Individual Tax Rates
For most of us, the rates that are most pertinent are Individual Tax Rates. The following are 2021 tax rates, taken from the IRS.gov website:
The tax items for tax year 2021 of greatest interest to most taxpayers include the following dollar amounts:
- The standard deduction for married couples filing jointly for tax year 2021 rises to $25,100, up $300 from the prior year. For single taxpayers and married individuals filing separately, the standard deduction rises to $12,550 for 2021, up $150, and for heads of households, the standard deduction will be $18,800 for tax year 2021, up $150.
- The personal exemption for tax year 2021 remains at 0, as it was for 2020; this elimination of the personal exemption was a provision in the Tax Cuts and Jobs Act.
- Marginal Rates: For tax year 2021, the top tax rate remains 37% for individual single taxpayers with incomes greater than $523,600 ($628,300 for married couples filing jointly).

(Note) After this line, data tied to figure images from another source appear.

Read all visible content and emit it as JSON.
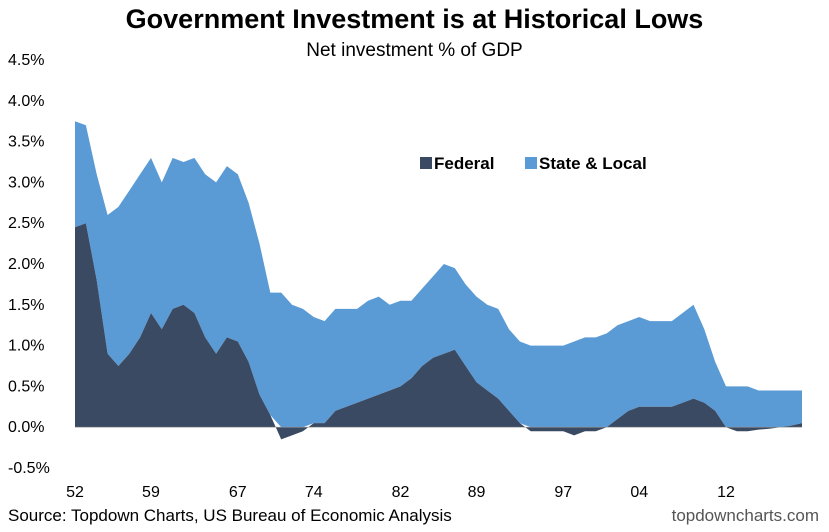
{
  "chart_data": {
    "type": "area",
    "stacked": true,
    "title": "Government Investment is at Historical Lows",
    "subtitle": "Net investment % of GDP",
    "ylim": [
      -0.5,
      4.5
    ],
    "yticks": [
      -0.5,
      0.0,
      0.5,
      1.0,
      1.5,
      2.0,
      2.5,
      3.0,
      3.5,
      4.0,
      4.5
    ],
    "ytick_labels": [
      "-0.5%",
      "0.0%",
      "0.5%",
      "1.0%",
      "1.5%",
      "2.0%",
      "2.5%",
      "3.0%",
      "3.5%",
      "4.0%",
      "4.5%"
    ],
    "xlim": [
      1952,
      2019
    ],
    "xticks": [
      1952,
      1959,
      1967,
      1974,
      1982,
      1989,
      1997,
      2004,
      2012
    ],
    "xtick_labels": [
      "52",
      "59",
      "67",
      "74",
      "82",
      "89",
      "97",
      "04",
      "12"
    ],
    "legend_position": "top-right",
    "grid": false,
    "colors": {
      "federal": "#3b4a63",
      "state_local": "#5b9bd5"
    },
    "x": [
      1952,
      1953,
      1954,
      1955,
      1956,
      1957,
      1958,
      1959,
      1960,
      1961,
      1962,
      1963,
      1964,
      1965,
      1966,
      1967,
      1968,
      1969,
      1970,
      1971,
      1972,
      1973,
      1974,
      1975,
      1976,
      1977,
      1978,
      1979,
      1980,
      1981,
      1982,
      1983,
      1984,
      1985,
      1986,
      1987,
      1988,
      1989,
      1990,
      1991,
      1992,
      1993,
      1994,
      1995,
      1996,
      1997,
      1998,
      1999,
      2000,
      2001,
      2002,
      2003,
      2004,
      2005,
      2006,
      2007,
      2008,
      2009,
      2010,
      2011,
      2012,
      2013,
      2014,
      2015,
      2016,
      2017,
      2018,
      2019
    ],
    "series": [
      {
        "name": "Federal",
        "values": [
          2.45,
          2.5,
          1.8,
          0.9,
          0.75,
          0.9,
          1.1,
          1.4,
          1.2,
          1.45,
          1.5,
          1.4,
          1.1,
          0.9,
          1.1,
          1.05,
          0.8,
          0.4,
          0.15,
          -0.15,
          -0.1,
          -0.05,
          0.05,
          0.05,
          0.2,
          0.25,
          0.3,
          0.35,
          0.4,
          0.45,
          0.5,
          0.6,
          0.75,
          0.85,
          0.9,
          0.95,
          0.75,
          0.55,
          0.45,
          0.35,
          0.2,
          0.05,
          -0.05,
          -0.05,
          -0.05,
          -0.05,
          -0.1,
          -0.05,
          -0.05,
          0.0,
          0.1,
          0.2,
          0.25,
          0.25,
          0.25,
          0.25,
          0.3,
          0.35,
          0.3,
          0.2,
          0.0,
          -0.05,
          -0.05,
          -0.03,
          -0.02,
          0.0,
          0.02,
          0.05
        ]
      },
      {
        "name": "State & Local",
        "values": [
          1.3,
          1.2,
          1.3,
          1.7,
          1.95,
          2.0,
          2.0,
          1.9,
          1.8,
          1.85,
          1.75,
          1.9,
          2.0,
          2.1,
          2.1,
          2.05,
          1.95,
          1.85,
          1.5,
          1.65,
          1.5,
          1.45,
          1.3,
          1.25,
          1.25,
          1.2,
          1.15,
          1.2,
          1.2,
          1.05,
          1.05,
          0.95,
          0.95,
          1.0,
          1.1,
          1.0,
          1.0,
          1.05,
          1.05,
          1.1,
          1.0,
          1.0,
          1.0,
          1.0,
          1.0,
          1.0,
          1.05,
          1.1,
          1.1,
          1.15,
          1.15,
          1.1,
          1.1,
          1.05,
          1.05,
          1.05,
          1.1,
          1.15,
          0.9,
          0.6,
          0.5,
          0.5,
          0.5,
          0.45,
          0.45,
          0.45,
          0.43,
          0.4
        ]
      }
    ]
  },
  "header": {
    "title": "Government Investment is at Historical Lows",
    "subtitle": "Net investment % of GDP"
  },
  "footer": {
    "source": "Source: Topdown Charts, US Bureau of Economic Analysis",
    "site": "topdowncharts.com"
  }
}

The other rates are:
- 35%, for incomes over $209,425 ($418,850 for married couples filing jointly);
- 32% for incomes over $164,925 ($329,850 for married couples filing jointly);
- 24% for incomes over $86,375 ($172,750 for married couples filing jointly);
- 22% for incomes over $40,525 ($81,050 for married couples filing jointly);
- 12% for incomes over $9,950 ($19,900 for married couples filing jointly).
- The lowest rate is 10% for incomes of single individuals with incomes of $9,950 or less ($19,900 for married couples filing jointly).

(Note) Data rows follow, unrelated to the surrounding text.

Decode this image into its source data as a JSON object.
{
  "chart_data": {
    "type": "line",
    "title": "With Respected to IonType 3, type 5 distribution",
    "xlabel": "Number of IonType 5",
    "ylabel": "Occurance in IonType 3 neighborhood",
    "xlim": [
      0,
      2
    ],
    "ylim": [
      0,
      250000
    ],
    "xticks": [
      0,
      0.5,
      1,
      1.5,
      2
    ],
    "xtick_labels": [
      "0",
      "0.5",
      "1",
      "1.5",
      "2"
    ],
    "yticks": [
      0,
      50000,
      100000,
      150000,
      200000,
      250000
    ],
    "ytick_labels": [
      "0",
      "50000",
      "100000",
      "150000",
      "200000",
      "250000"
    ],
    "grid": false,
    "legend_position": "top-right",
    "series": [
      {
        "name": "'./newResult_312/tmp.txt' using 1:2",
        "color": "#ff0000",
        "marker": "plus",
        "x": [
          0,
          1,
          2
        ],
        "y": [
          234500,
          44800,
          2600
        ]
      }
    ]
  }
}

If in fact these rates remain the law through 2021, think about how you might use this standard deduction and these tax brackets to minimize your tax burden this year. Alternatively, perhaps use this information to pay taxes this year at a lower rate so that you don’t pay even higher taxes next year if and when the law changes. Hopefully soon you will have the proposed new tax laws and brackets to help you with that planning.
With the Democrats in power in DC and with astronomical budget deficits due to efforts to prop up the economy as a result of Covid, I think it is a pretty safe bet that taxes will be going up. However, I believe part of the recovery plan will be to keep them at their current lower rates this year, then raise them in 2022 when hopefully Covid will not be as much of a problem. Let’s see if I and the others who agree with me are correct.